From Peru to Ghana to New Zealand, 146 participants from around the world joined the GEO Indigenous Alliance and indigenous leaders and communities to produce solutions to crowdsourced challenges developed through a process of co-design.
The project involved curating a series of virtual hackathons in various indigenous and under-represented communities with the intent of co-designing locally relevant EO-based challenges that are culturally appropriate to indigenous beliefs and conceptions about diseases. Learn more about some of the teams below:
First Place Winner: Team Visibilidade and the Symbols Maps Team
The Symbols Maps Team solved a challenge submitted by Titus Letaapo called The Namunyak/blessed App. The challenge was to develop an app that would allow the Samburu Tribe in northern Kenya to build their own culturally relevant map. Members of the Symbols Maps team included: Lucandrea Mancini (Italian rocket scientist based in Italy), Yoanna Dimitrova (Bulgarian archaeology and anthropology student based in the UK), Mirosława Alunowska (Mexican Engineer currently working as a data analyst in the UK) and Nicolas Marin (Ecologist from Colombia based in Australia). Learn more about their winning solution here.
Also recognized in first place, Team Visibilidade solved the Visibilidade challenge submitted by Claudinete Cole de Souza to develop a visualization tool to allow the Quilombola community to tell a story of how COVID19 is affecting their community in Brazil. Members of team Visbilidade included: Douglas Mbura (Founder and Chief Technology Officer of Geo-Appsmith from Kenya) and Rasha Elnimeiry, (Epidemiologist and GIS data specialist from Sudan).
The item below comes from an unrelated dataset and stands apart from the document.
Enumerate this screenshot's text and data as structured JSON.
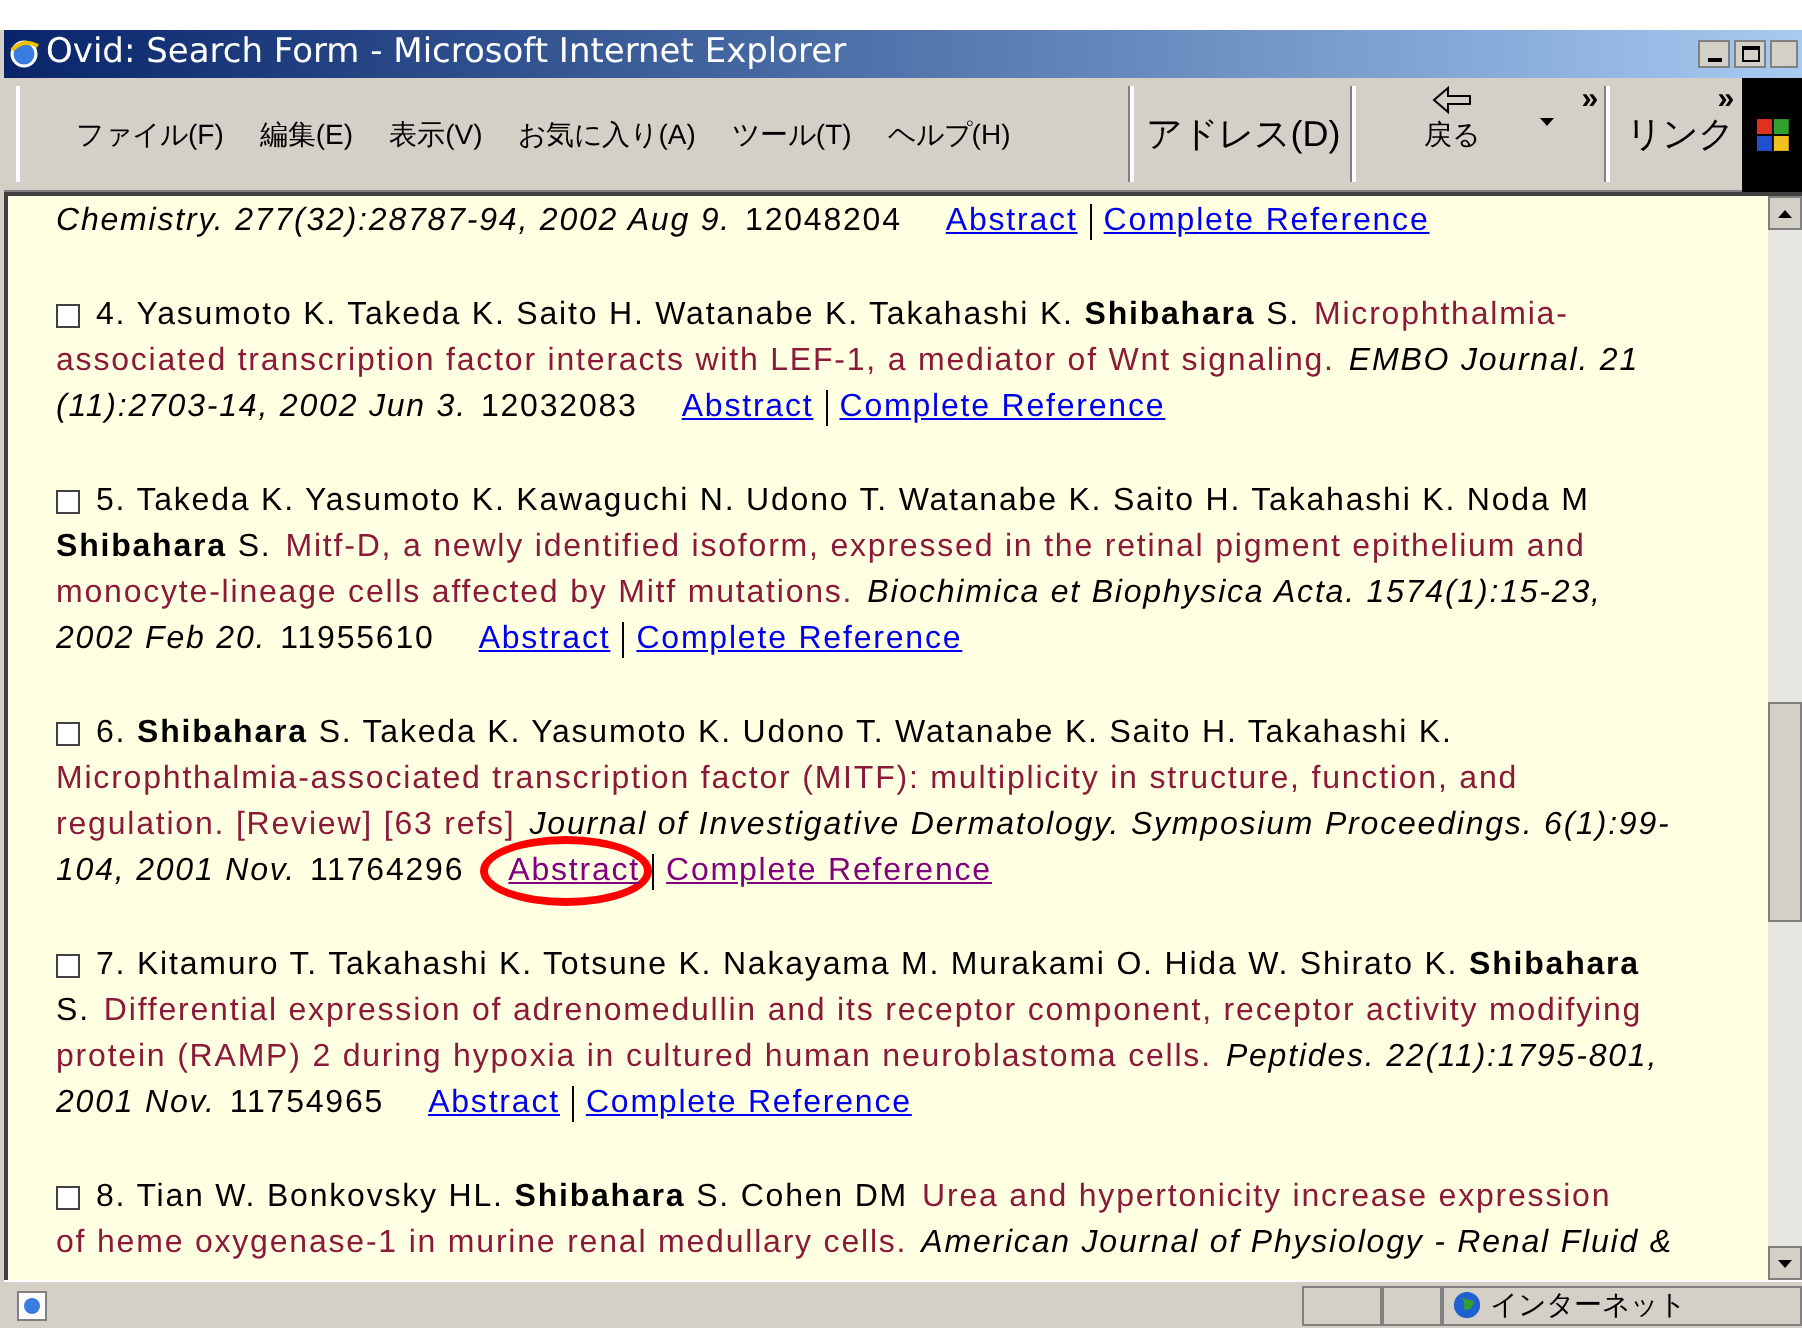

Their solution can be found here.
Second Place Winner: Terrastories Map
The Terrastories: Lakhota Makha was submitted by Rudo Kemper from the US in response to the Lapi Wowapi Challenge to develop an app that will support the transmission of knowledge between the Elders and the youth whilst advancing the use of the Lakota language via digital stories that have a connection with the landscape. This challenge was submitted by James Rattling Leaf Sr. from the Rosebud Sioux Tribe, South Dakota, US.
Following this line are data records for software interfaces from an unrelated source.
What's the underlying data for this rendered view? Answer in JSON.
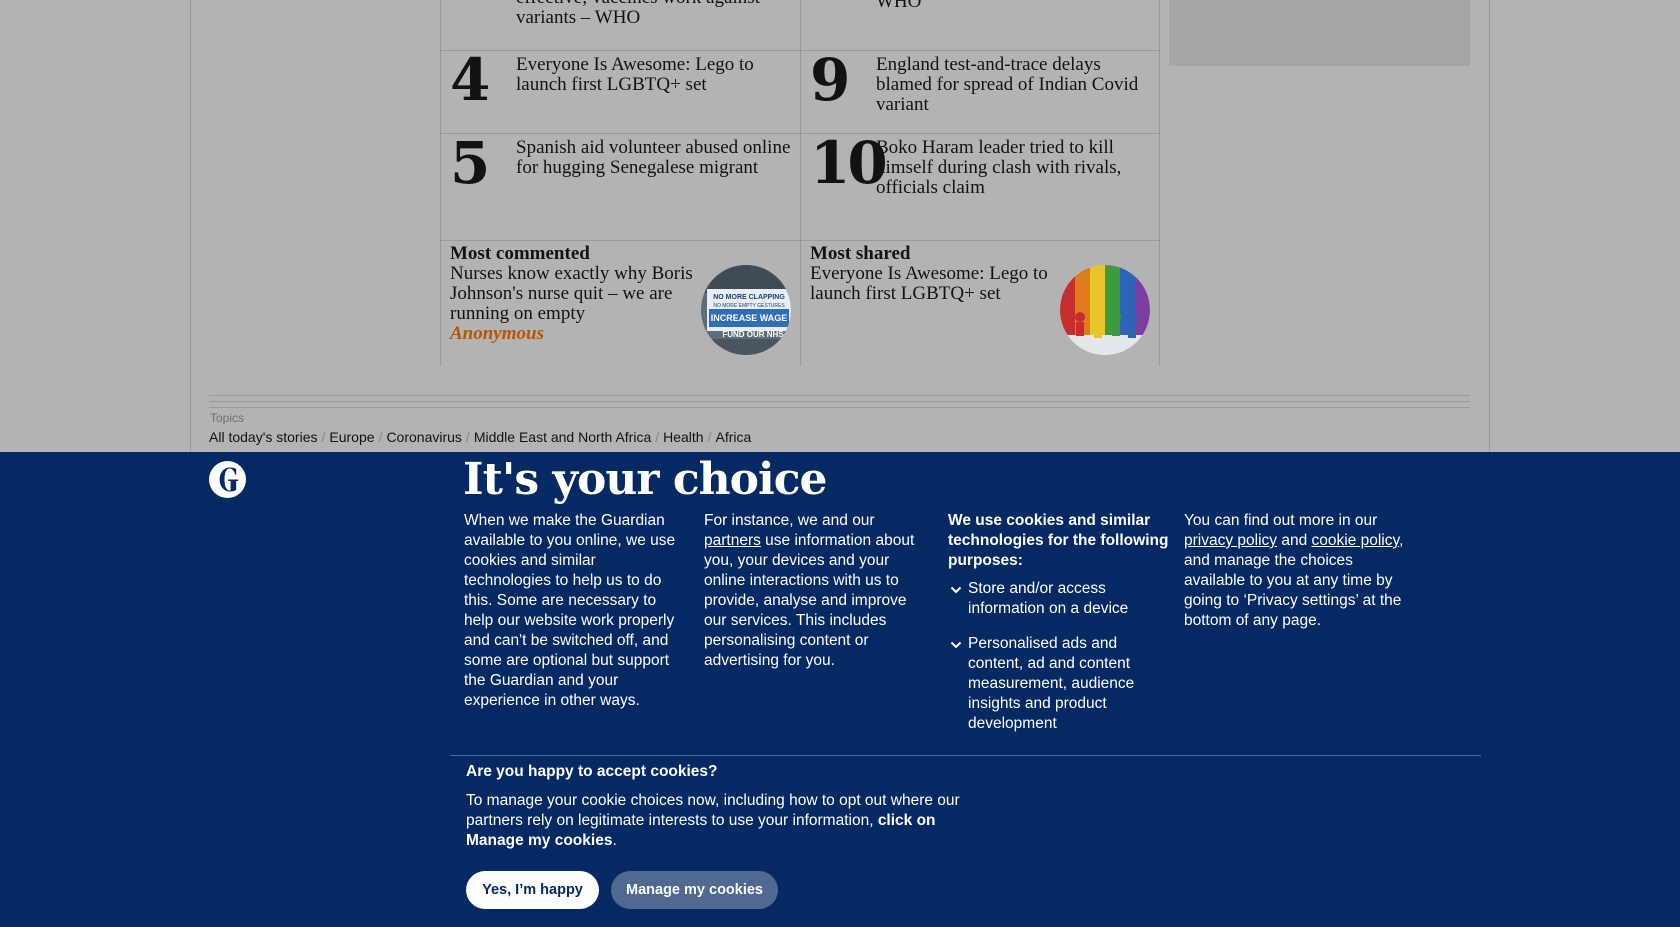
{
  "most_popular": {
    "items": [
      {
        "rank": "",
        "headline": "effective; vaccines work against variants – WHO"
      },
      {
        "rank": "",
        "headline": "WHO"
      },
      {
        "rank": "4",
        "headline": "Everyone Is Awesome: Lego to launch first LGBTQ+ set"
      },
      {
        "rank": "9",
        "headline": "England test-and-trace delays blamed for spread of Indian Covid variant"
      },
      {
        "rank": "5",
        "headline": "Spanish aid volunteer abused online for hugging Senegalese migrant"
      },
      {
        "rank": "10",
        "headline": "Boko Haram leader tried to kill himself during clash with rivals, officials claim"
      }
    ]
  },
  "most_commented": {
    "label": "Most commented",
    "headline": "Nurses know exactly why Boris Johnson's nurse quit – we are running on empty",
    "author": "Anonymous",
    "image_icon": "protest-sign-image"
  },
  "most_shared": {
    "label": "Most shared",
    "headline": "Everyone Is Awesome: Lego to launch first LGBTQ+ set",
    "image_icon": "rainbow-lego-image"
  },
  "topics": {
    "label": "Topics",
    "items": [
      "All today's stories",
      "Europe",
      "Coronavirus",
      "Middle East and North Africa",
      "Health",
      "Africa"
    ]
  },
  "consent": {
    "title": "It's your choice",
    "col1": "When we make the Guardian available to you online, we use cookies and similar technologies to help us to do this. Some are necessary to help our website work properly and can't be switched off, and some are optional but support the Guardian and your experience in other ways.",
    "col2_pre": "For instance, we and our ",
    "col2_link": "partners",
    "col2_post": " use information about you, your devices and your online interactions with us to provide, analyse and improve our services. This includes personalising content or advertising for you.",
    "purposes_head": "We use cookies and similar technologies for the following purposes:",
    "purposes": [
      "Store and/or access information on a device",
      "Personalised ads and content, ad and content measurement, audience insights and product development"
    ],
    "col4_pre": "You can find out more in our ",
    "col4_link1": "privacy policy",
    "col4_mid": " and ",
    "col4_link2": "cookie policy",
    "col4_post": ", and manage the choices available to you at any time by going to ‘Privacy settings’ at the bottom of any page.",
    "question": "Are you happy to accept cookies?",
    "question_body": "To manage your cookie choices now, including how to opt out where our partners rely on legitimate interests to use your information, ",
    "question_bold": "click on Manage my cookies",
    "question_end": ".",
    "accept_label": "Yes, I’m happy",
    "manage_label": "Manage my cookies"
  },
  "colors": {
    "banner_bg": "#052962",
    "page_dim": "#b3b3b3",
    "author_accent": "#b85500",
    "manage_btn": "#506991"
  }
}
Third Place Winner: Journey to the Market App
The Ondjila ya Sankoni (Journey To The Market) App was submitted by Wilhelmina Nekoto from Namibia in response to the Sokoni app/market challenge to develop an app that will allow the Samburu Tribe in Northern Kenya to sell and purchase livestock without having to go to the market. This challenge was submitted by Titus Letaapo from the Samburu Tribe in Kenya.
As part of the GEO Indigenous Hack4Covid event, the overall winning team and the indigenous community that submitted the challenge will receive, as a prize, mentorship from the Google Earth Outreach Team and from the indigenous-owned consultancy The Firelight Group. Additionally, they will receive mentorship on the protection of Indigenous/traditional knowledge and on the CARE Principles of Indigenous Data Governance by the Global Indigenous Data Alliance. The Indigenous community that submitted the challenge to the winning team will receive a voucher to purchase mobile phones or laptops from the Firelight Group. The winning teams will also be featured in the Geospatial Insights newsletter of the Knowledge Transfer Network and in an upcoming feature on the GEO Observations Blog.
The challenges that have not been solved will remain open until the indigenous communities find a suitable solution. We will also be adding more challenges from other Indigenous communities. And we will be adding more challenges co-designed with other Indigenous leaders from around the world.
The emergence of the global data revolution and associated new technologies can be a double-edged sword for Indigenous Peoples. If Indigenous Peoples have control over what and how data and knowledge will be generated, analyzed and documented, and over the dissemination and use of these, positive results can come about. The collection and disaggregation of data on Indigenous Peoples and the documentation and transmission of their knowledge to younger generations can be facilitated. They can be the primary beneficiaries of the use of data, their knowledge and their cultural heritage. If, however, Indigenous Peoples lose control because there are no existing laws and policies that recognize their rights and regulate the behavior of institutions and individuals involved in gathering and disseminating data and knowledge, marginalization, inequality and discrimination will persist. The respect of their right to have their free, prior and informed consent obtained before data are gathered and disseminated is crucial to prevent this from happening. To inspire more Indigenous Peoples to assert and actualize their rights to control, own and further develop their knowledge and cultural heritage and to effectively transmit these to the younger generations.